Abraham was born in Grünberg in Silesia (after 1945 Zielona Góra, Poland) and was brought up as a Lutheran. He began his studies in theology in 1588 in Wittenberg and then in 1590 in Heidelberg. When he became Reformed and gave up his Lutheranism is unknown. By 1595 he was working for the Elector of the Palatinate, who at that time was Frederick IV. He continued to serve the churches of the Palatinate and accompanied Frederick V on his honeymoon with his wife Elisabeth, daughter of King James I of England, in 1613. He served Frederick V as his court preacher and also became a professor of Old Testament in Heidelberg in 1618. He also apparently helped introduce the Reformed Church order used in the Palatinate into the Hanau district under Count Phillip II as well as setting men as ministers in Berlin to serve the Reformed church there in 1614.

=== Synod of Dort ===

Scultetus was chosen as a representative of the Palatinate for the Synod of Dort, and was prominent there. He preached a sermon on Psalm 122 on 15 December, and also gave an address on the certainty of grace. Some held that Scultetus was the most prominent foreigner at the Synod along with George Carleton, Bishop of Llandaff from England. He agreed with the condemnation of the Remonstrants and the doctrinal decrees of the Synod.

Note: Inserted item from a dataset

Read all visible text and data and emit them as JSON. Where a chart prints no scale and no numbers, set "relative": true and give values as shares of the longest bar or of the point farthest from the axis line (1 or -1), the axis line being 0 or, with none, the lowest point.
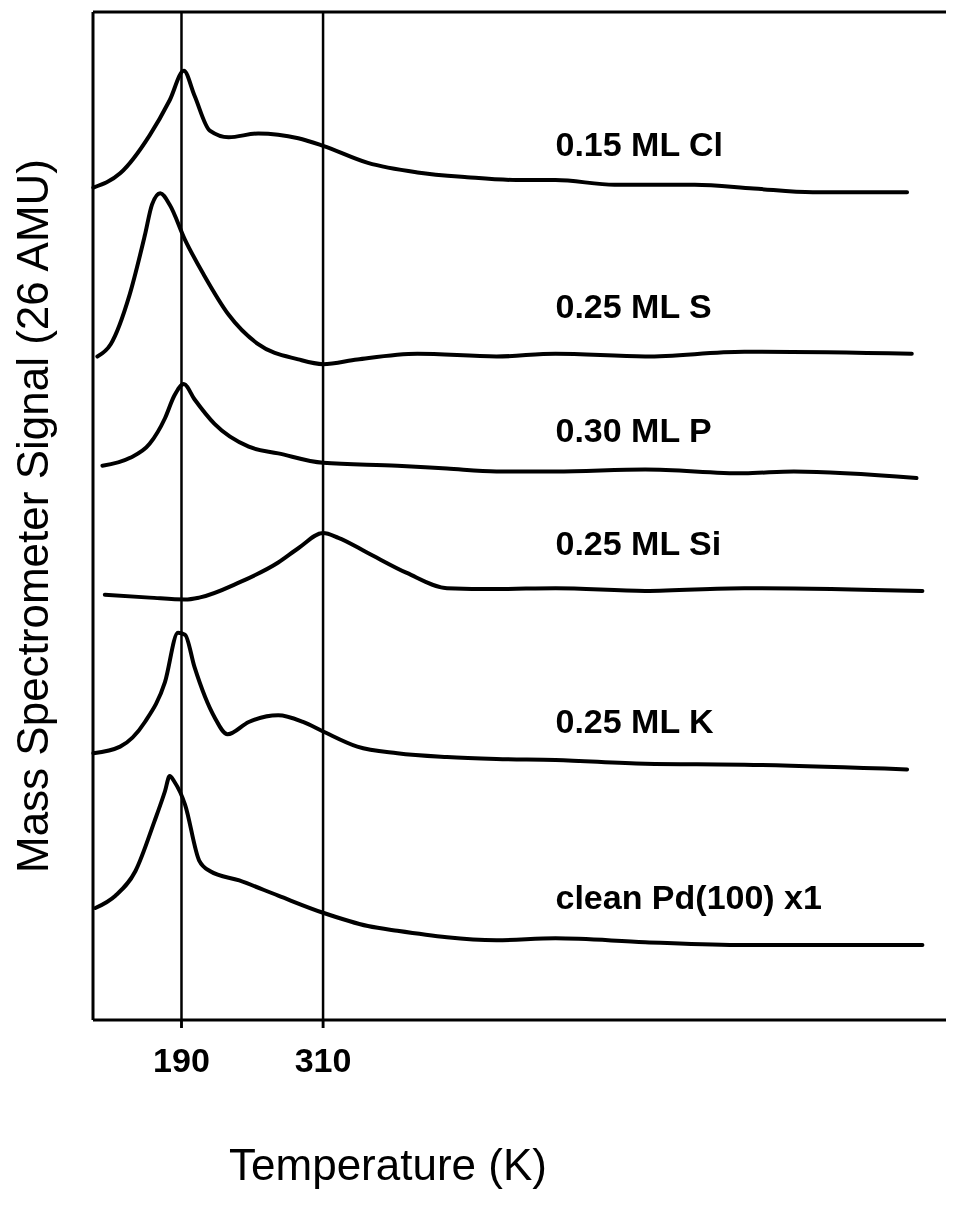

=== Role with the Winter King ===

On 26 August 1619 Frederick V, the Elector of the Palatinate, was elected King of Bohemia. If he took the crown there would be war, that was known and certain. Abraham Scultetus, as the court preacher, had significant influence on Frederick and urged him to accept the crown of Bohemia in order to spread Protestantism. He even preached a sermon from Revelation encouraging Frederick to take the throne. Scultetus would accompany Frederick to Bohemia and serve him there. Scultetus did try to install the Reformed church order on the highly Lutheran area of Bohemia, and it caused some problems. In the end, the Emperor overcame Frederick and he was forced to flee. Scultetus accompanied Frederick back to Heidelberg, but war soon found them there as well. Scultetus was forced to flee again. This time he went to Emden. He served as a preacher there for the remaining years of his life. He died in 1625 at Emden.

== Theology ==

Abraham Scultetus was a Calvinist. He held to the doctrines of predestination and agreed with the Synod of Dort and their doctrinal deliverances. Scultetus was a Supralapsarian, and taught that view from his position as professor at Heidelberg. Scultetus denied the imputation of the active obedience of Christ following the teaching of Piscator. This position was controversial and rejected by many other Reformed theologians of his day. Scultetus was also against images of Christ, and he took them down everywhere he went, even when it caused problems with the populace as in Bohemia.